The avant-garde design didn’t come about by accident. When they sat down to discuss a new prototype, as they do every five years, executives decided they wanted a building as high-profile as its Famous Star burger, says Andrew Puzder, president and CEO of Santa Barbara, Calif.-based CKE Restaurants Inc.

“This time, we wanted to get out ahead of the competition and distinguish ourselves from the competition,” Puzder says. “And we wanted to move away from fast food and more into a fast-casual feeling.”

To achieve that feeling, the company hired Los Angeles-based Rothenberg Sawasy Architects, a firm known for everything but its work in quick-service.

Indoor, Outdoor
Aside from the “what’s that?” curb appeal of the building, the new prototype has two main virtues, according to Carl’s Jr. executives and the building’s architects.

The first is that it visually integrates the drive-thru and dine-in experiences, crucial because half the restaurant’s transactions are done through the drive-thru. The drive-thru lane snakes along the building, enabling drivers to see the action inside.

Meanwhile, booths edging the interior give dine-in customers a comfortable perch from which to watch the drive-thru scene.

Apparently, customers love the ringside seats. “We’re getting positive feedback,” says Jim McGrory, director of design and construction for Carl’s Jr. “People like to watch the cars go by.”

The drive-thru itself has been widened to accommodate SUVs, and the service yard and its less-than-attractive components are hidden by a high wall. Thanks to the wall, customers don’t pick up their food and then drive by a yard full of Dumpsters and recycling bins, says Mitchell E. Sawasy, principal at Rothenberg Sawasy.

A Touch of Green
Another point of difference: The building meets so many green-building standards that Carl’s Jr. is applying for Leadership in Energy and Environmental Design certification from the nonprofit U.S. Green Building Council.

High-efficiency glass, energy-efficient lighting, an upgraded HVAC system, lamps, wainscoting and other components made of 80 percent recycled material, the concrete floor and touch-free bathroom sinks all contribute. Carl’s executives, though, didn’t set out to build green, Puzder says. “It wasn’t an objective going into it, but it became part of the design,” he says.

The green initiative will continue as Carl’s Jr. expands the prototype, this year to another California and a Utah location.
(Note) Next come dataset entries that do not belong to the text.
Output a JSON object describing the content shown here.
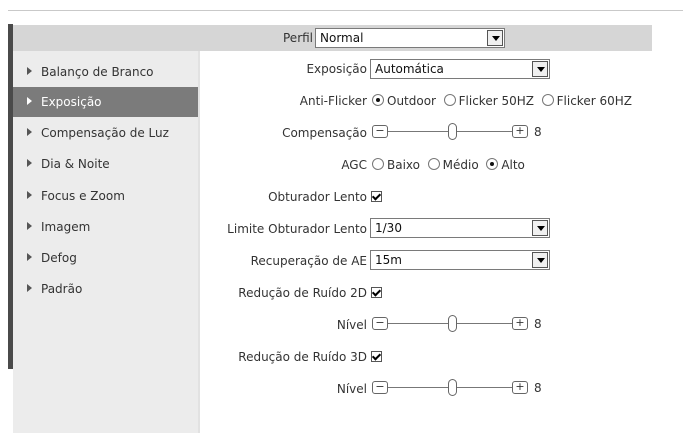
{
  "header": {
    "perfil_label": "Perfil",
    "perfil_value": "Normal"
  },
  "sidebar": {
    "items": [
      {
        "label": "Balanço de Branco",
        "active": false
      },
      {
        "label": "Exposição",
        "active": true
      },
      {
        "label": "Compensação de Luz",
        "active": false
      },
      {
        "label": "Dia & Noite",
        "active": false
      },
      {
        "label": "Focus e Zoom",
        "active": false
      },
      {
        "label": "Imagem",
        "active": false
      },
      {
        "label": "Defog",
        "active": false
      },
      {
        "label": "Padrão",
        "active": false
      }
    ]
  },
  "form": {
    "exposicao": {
      "label": "Exposição",
      "value": "Automática"
    },
    "anti_flicker": {
      "label": "Anti-Flicker",
      "options": [
        "Outdoor",
        "Flicker 50HZ",
        "Flicker 60HZ"
      ],
      "selected": "Outdoor"
    },
    "compensacao": {
      "label": "Compensação",
      "value": "8",
      "minus": "−",
      "plus": "+"
    },
    "agc": {
      "label": "AGC",
      "options": [
        "Baixo",
        "Médio",
        "Alto"
      ],
      "selected": "Alto"
    },
    "obturador_lento": {
      "label": "Obturador Lento",
      "checked": true
    },
    "limite_obturador": {
      "label": "Limite Obturador Lento",
      "value": "1/30"
    },
    "recuperacao_ae": {
      "label": "Recuperação de AE",
      "value": "15m"
    },
    "ruido_2d": {
      "label": "Redução de Ruído 2D",
      "checked": true
    },
    "nivel_2d": {
      "label": "Nível",
      "value": "8"
    },
    "ruido_3d": {
      "label": "Redução de Ruído 3D",
      "checked": true
    },
    "nivel_3d": {
      "label": "Nível",
      "value": "8"
    }
  }
}
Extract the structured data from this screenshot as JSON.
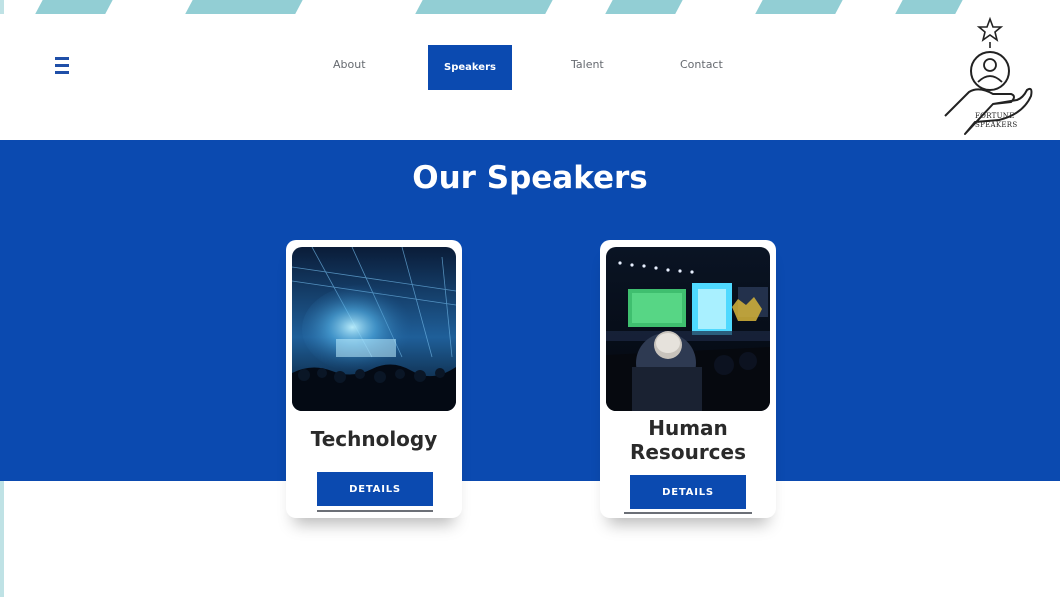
{
  "header": {
    "nav": {
      "about": "About",
      "speakers": "Speakers",
      "talent": "Talent",
      "contact": "Contact"
    },
    "logo": {
      "line1": "FORTUNE",
      "line2": "SPEAKERS"
    }
  },
  "main": {
    "title": "Our Speakers",
    "cards": [
      {
        "title": "Technology",
        "button": "DETAILS"
      },
      {
        "title_line1": "Human",
        "title_line2": "Resources",
        "button": "DETAILS"
      }
    ]
  },
  "colors": {
    "brand_blue": "#0b4ab0",
    "accent_teal": "#7fc6cc",
    "white": "#ffffff"
  }
}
Within four or five years, the prototype will become Carl’s Jr.’s standard building, but there’s some work to do first, executives say.

Cutting Costs
McGrory wants to cut building costs by 20 percent and shave 10 or 15 days from the 80-day building timeframe. A “scrub” of the building in late February yielded a few cost-cutting measures, such as abandoning wallpaper for cheaper, easier-to-clean paint, and making outside metal canopies out of thinner, lighter material.

Then there’s the matter of finding communities receptive to such an avant-garde building. “We can’t retrofit for community standards; we can’t put red tile on the roof,” explains Sawasy. “We have to go to city planners and say, ‘this is what we want.’”

Indeed, Carl’s Jr. chose Downey as the site for the first prototype because of a favorable response from city managers.

“They picked us,” McGrory says. “Everyone was pleased a fast-food chain would build something special, not a standard rectangle.” Downey’s mayor even attended the grand opening, Puzder adds.